Pros: Reprints most of the America's Best Comics one-shots not reprinted elsewhere, the Tesla story is pretty good, some decent art and short stories, the League of Extraordinary Gentlemen board game is pretty cool, Promethea story is great homage to Winsor McCay, inside the sketchbooks of the main ABC artists
Cons: A schizophrenic palette of multiple artists and short stories, some of the short stories and characters are duds (like Splash Brannigan, the First American, and Jack B. Quick)
The Strong Family run afoul of their evil versions from an alternate dimension |
Some of the stories are quite good - Tesla's one-shot was a robust cross-dimensional tale featuring a bevy of artists to represent each different dimension (my favorite was Jeff Campbell's art for the nudist dimension of Tamla Strong), the vampire-mafia story from Top 10, and the Promethea homage to Winsor McCay's Little Nemo to name a few. Some are terrible - Splash Brannigan's riff on old Plastic Man stories, the First American fell flat despite being drawn by Sergio Aragones, and Jack B. Quick just doesn't do it for me.

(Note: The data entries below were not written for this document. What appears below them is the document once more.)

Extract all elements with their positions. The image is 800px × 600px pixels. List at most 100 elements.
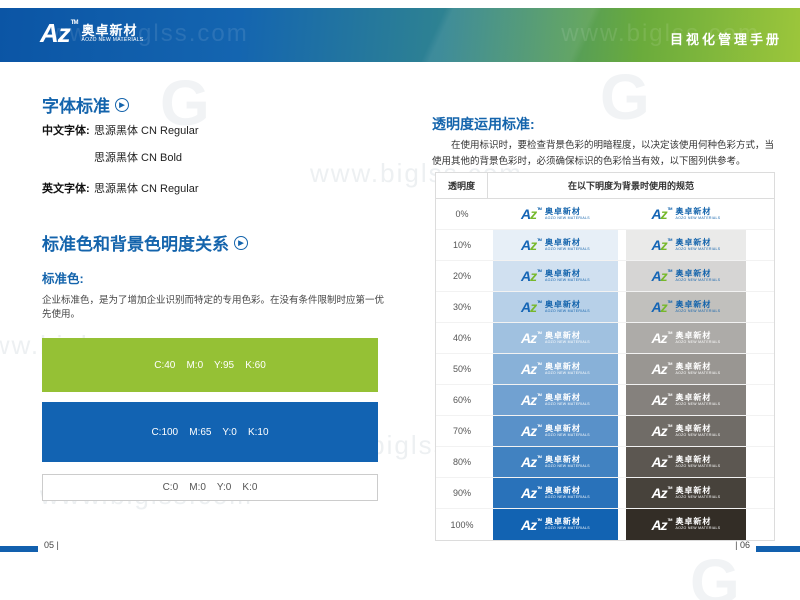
logo-sample-swatch: AzTM奥卓新材AOZO NEW MATERIALS — [493, 354, 618, 384]
font-row-en: 英文字体:思源黑体 CN Regular — [42, 180, 199, 196]
logo-mark: AzTM — [521, 455, 541, 469]
brand-logo: AzTM奥卓新材AOZO NEW MATERIALS — [521, 238, 590, 252]
logo-name-en: AOZO NEW MATERIALS — [545, 310, 590, 314]
logo-name-en: AOZO NEW MATERIALS — [675, 527, 720, 531]
logo-name-en: AOZO NEW MATERIALS — [675, 372, 720, 376]
logo-tm: TM — [537, 424, 541, 428]
logo-name-en: AOZO NEW MATERIALS — [675, 434, 720, 438]
table-header-row: 透明度 在以下明度为背景时使用的规范 — [436, 173, 774, 199]
brand-logo: AzTM奥卓新材AOZO NEW MATERIALS — [652, 269, 721, 283]
logo-sample-swatch: AzTM奥卓新材AOZO NEW MATERIALS — [626, 323, 746, 353]
logo-name-en: AOZO NEW MATERIALS — [545, 372, 590, 376]
logo-name-cn: 奥卓新材 — [675, 487, 720, 495]
logo-mark: AzTM — [652, 207, 672, 221]
logo-sample-swatch: AzTM奥卓新材AOZO NEW MATERIALS — [493, 323, 618, 353]
transparency-percent: 80% — [436, 447, 488, 477]
brand-logo: AzTM奥卓新材AOZO NEW MATERIALS — [652, 393, 721, 407]
logo-name-cn: 奥卓新材 — [545, 518, 590, 526]
transparency-percent: 0% — [436, 199, 488, 229]
logo-tm: TM — [668, 207, 672, 211]
watermark-logo-icon: G — [690, 545, 740, 600]
brand-logo: AzTM奥卓新材AOZO NEW MATERIALS — [652, 300, 721, 314]
color-swatch-blue: C:100 M:65 Y:0 K:10 — [42, 402, 378, 462]
logo-tm: TM — [537, 455, 541, 459]
logo-tm: TM — [668, 455, 672, 459]
cmyk-value: C:0 M:0 Y:0 K:0 — [163, 482, 258, 493]
logo-mark: AzTM — [521, 486, 541, 500]
logo-name-en: AOZO NEW MATERIALS — [545, 403, 590, 407]
standard-color-description: 企业标准色，是为了增加企业识别而特定的专用色彩。在没有条件限制时应第一优先使用。 — [42, 292, 392, 320]
logo-name-cn: 奥卓新材 — [81, 24, 143, 37]
logo-sample-swatch: AzTM奥卓新材AOZO NEW MATERIALS — [626, 447, 746, 477]
logo-tm: TM — [537, 269, 541, 273]
logo-mark: AzTM — [652, 518, 672, 532]
logo-sample-swatch: AzTM奥卓新材AOZO NEW MATERIALS — [626, 292, 746, 322]
logo-tm: TM — [668, 331, 672, 335]
logo-mark: AzTM — [652, 300, 672, 314]
logo-tm: TM — [537, 207, 541, 211]
logo-sample-swatch: AzTM奥卓新材AOZO NEW MATERIALS — [493, 230, 618, 260]
transparency-percent: 30% — [436, 292, 488, 322]
brand-logo: AzTM奥卓新材AOZO NEW MATERIALS — [652, 238, 721, 252]
logo-mark: AzTM — [40, 20, 77, 46]
brand-logo: AzTM 奥卓新材AOZO NEW MATERIALS — [40, 20, 143, 46]
logo-name-en: AOZO NEW MATERIALS — [81, 38, 143, 43]
logo-mark: AzTM — [521, 393, 541, 407]
logo-sample-swatch: AzTM奥卓新材AOZO NEW MATERIALS — [493, 447, 618, 477]
cmyk-value: C:40 M:0 Y:95 K:60 — [154, 360, 266, 371]
logo-name-en: AOZO NEW MATERIALS — [545, 279, 590, 283]
cmyk-value: C:100 M:65 Y:0 K:10 — [151, 427, 268, 438]
logo-name-cn: 奥卓新材 — [675, 394, 720, 402]
brand-logo: AzTM奥卓新材AOZO NEW MATERIALS — [652, 486, 721, 500]
logo-mark: AzTM — [521, 207, 541, 221]
table-row: 50%AzTM奥卓新材AOZO NEW MATERIALSAzTM奥卓新材AOZ… — [436, 354, 774, 385]
logo-mark: AzTM — [652, 269, 672, 283]
font-label-en: 英文字体: — [42, 180, 94, 196]
brand-logo: AzTM奥卓新材AOZO NEW MATERIALS — [521, 455, 590, 469]
brand-logo: AzTM奥卓新材AOZO NEW MATERIALS — [521, 331, 590, 345]
logo-name-en: AOZO NEW MATERIALS — [545, 217, 590, 221]
transparency-percent: 10% — [436, 230, 488, 260]
logo-tm: TM — [668, 486, 672, 490]
logo-name-en: AOZO NEW MATERIALS — [545, 496, 590, 500]
logo-name-en: AOZO NEW MATERIALS — [675, 279, 720, 283]
page-number-right: | 06 — [735, 540, 750, 550]
logo-name-cn: 奥卓新材 — [675, 332, 720, 340]
brand-logo: AzTM奥卓新材AOZO NEW MATERIALS — [521, 300, 590, 314]
section-title-text: 标准色和背景色明度关系 — [42, 230, 229, 255]
footer-bar-right — [756, 546, 800, 552]
logo-name-cn: 奥卓新材 — [545, 270, 590, 278]
brand-logo: AzTM奥卓新材AOZO NEW MATERIALS — [652, 331, 721, 345]
logo-sample-swatch: AzTM奥卓新材AOZO NEW MATERIALS — [493, 416, 618, 446]
table-row: 90%AzTM奥卓新材AOZO NEW MATERIALSAzTM奥卓新材AOZ… — [436, 478, 774, 509]
transparency-percent: 90% — [436, 478, 488, 508]
table-body: 0%AzTM奥卓新材AOZO NEW MATERIALSAzTM奥卓新材AOZO… — [436, 199, 774, 540]
logo-name-en: AOZO NEW MATERIALS — [545, 248, 590, 252]
logo-tm: TM — [537, 393, 541, 397]
logo-tm: TM — [668, 424, 672, 428]
logo-tm: TM — [668, 518, 672, 522]
logo-name-cn: 奥卓新材 — [675, 456, 720, 464]
logo-sample-swatch: AzTM奥卓新材AOZO NEW MATERIALS — [626, 478, 746, 508]
transparency-percent: 50% — [436, 354, 488, 384]
logo-tm: TM — [71, 20, 78, 26]
logo-mark: AzTM — [652, 424, 672, 438]
logo-name-cn: 奥卓新材 — [675, 270, 720, 278]
logo-sample-swatch: AzTM奥卓新材AOZO NEW MATERIALS — [493, 261, 618, 291]
logo-name-cn: 奥卓新材 — [675, 363, 720, 371]
table-row: 0%AzTM奥卓新材AOZO NEW MATERIALSAzTM奥卓新材AOZO… — [436, 199, 774, 230]
doc-title: 目视化管理手册 — [670, 29, 782, 48]
logo-sample-swatch: AzTM奥卓新材AOZO NEW MATERIALS — [493, 478, 618, 508]
page-canvas: www.biglss.com www.biglss.com www.biglss… — [0, 0, 800, 600]
logo-tm: TM — [668, 300, 672, 304]
watermark-logo-icon: G — [600, 60, 650, 134]
header-bar: www.biglss.com www.biglss.com AzTM奥卓新材AO… — [0, 8, 800, 62]
table-row: 80% AzTM奥卓新材AOZO NEW MATERIALS AzTM奥卓新材AOZ… — [436, 447, 774, 478]
font-row-cn-bold: 思源黑体 CN Bold — [42, 149, 182, 165]
logo-tm: TM — [537, 518, 541, 522]
section-title-colors: 标准色和背景色明度关系 ▶ — [42, 230, 248, 255]
logo-name-en: AOZO NEW MATERIALS — [675, 403, 720, 407]
logo-sample-swatch: AzTM奥卓新材AOZO NEW MATERIALS — [626, 509, 746, 540]
table-row: 10% AzTM奥卓新材AOZO NEW MATERIALS AzTM奥卓新材AOZ… — [436, 230, 774, 261]
brand-logo: AzTM奥卓新材AOZO NEW MATERIALS — [521, 362, 590, 376]
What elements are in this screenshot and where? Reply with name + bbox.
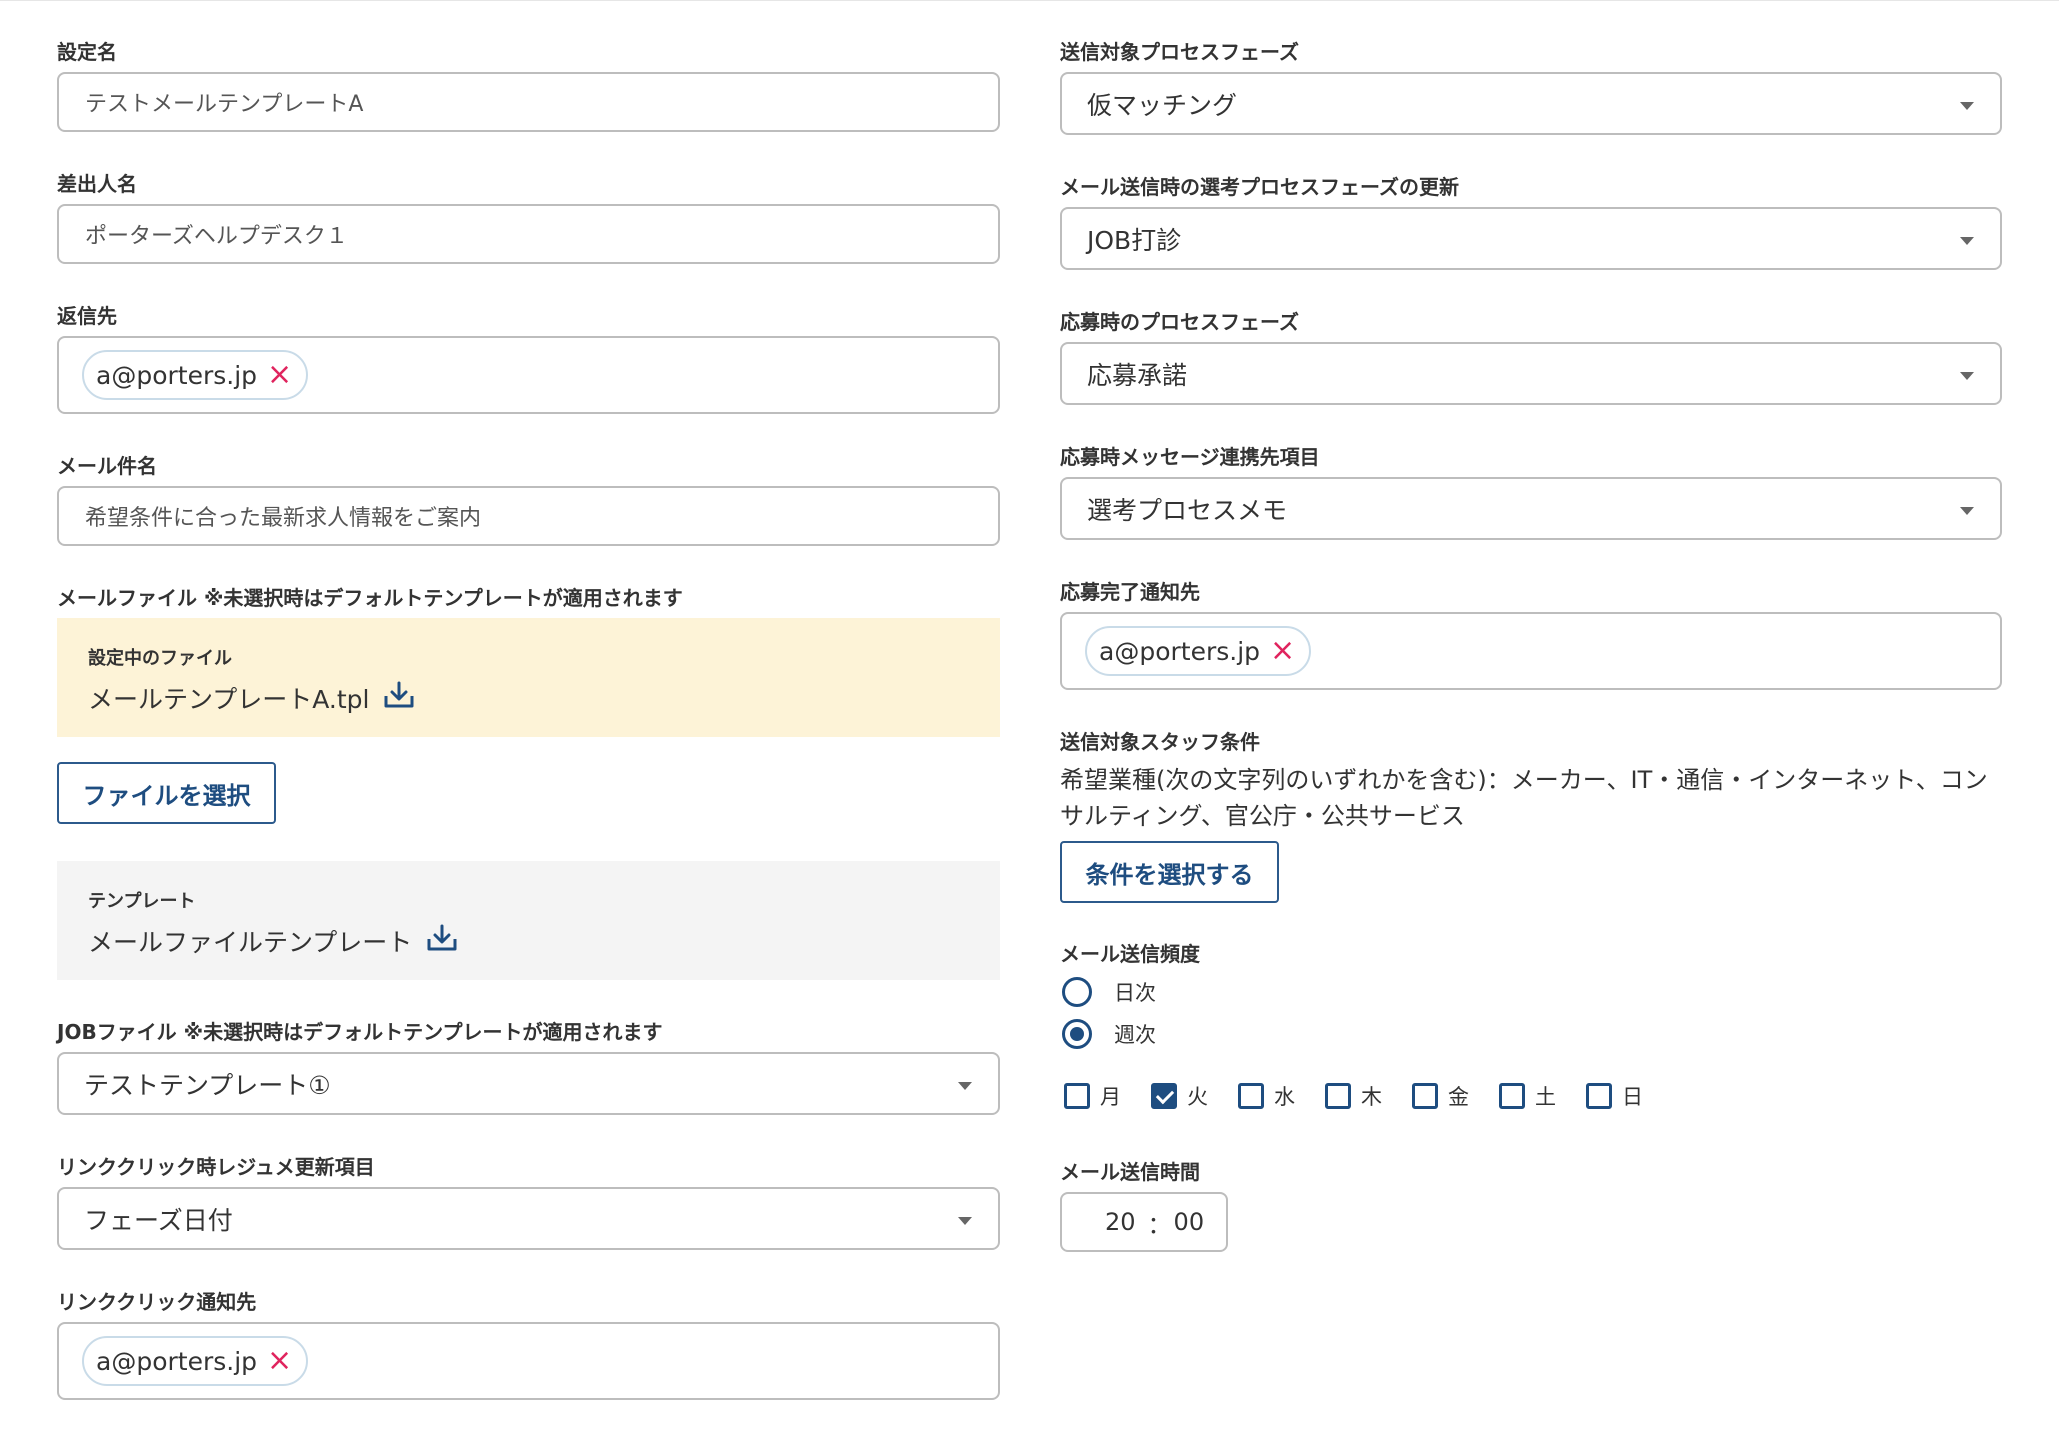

These stories exactly follow the inherent good or bad aspects of each of Moore's creations. Taken as a whole they are pretty average (i.e. unremarkable). I would recommend this volume if you are an ABC completist in collected format, particularly for Tom Strong, Top 10 and Promethea. Especially considering the price is rock bottom at the time of this review.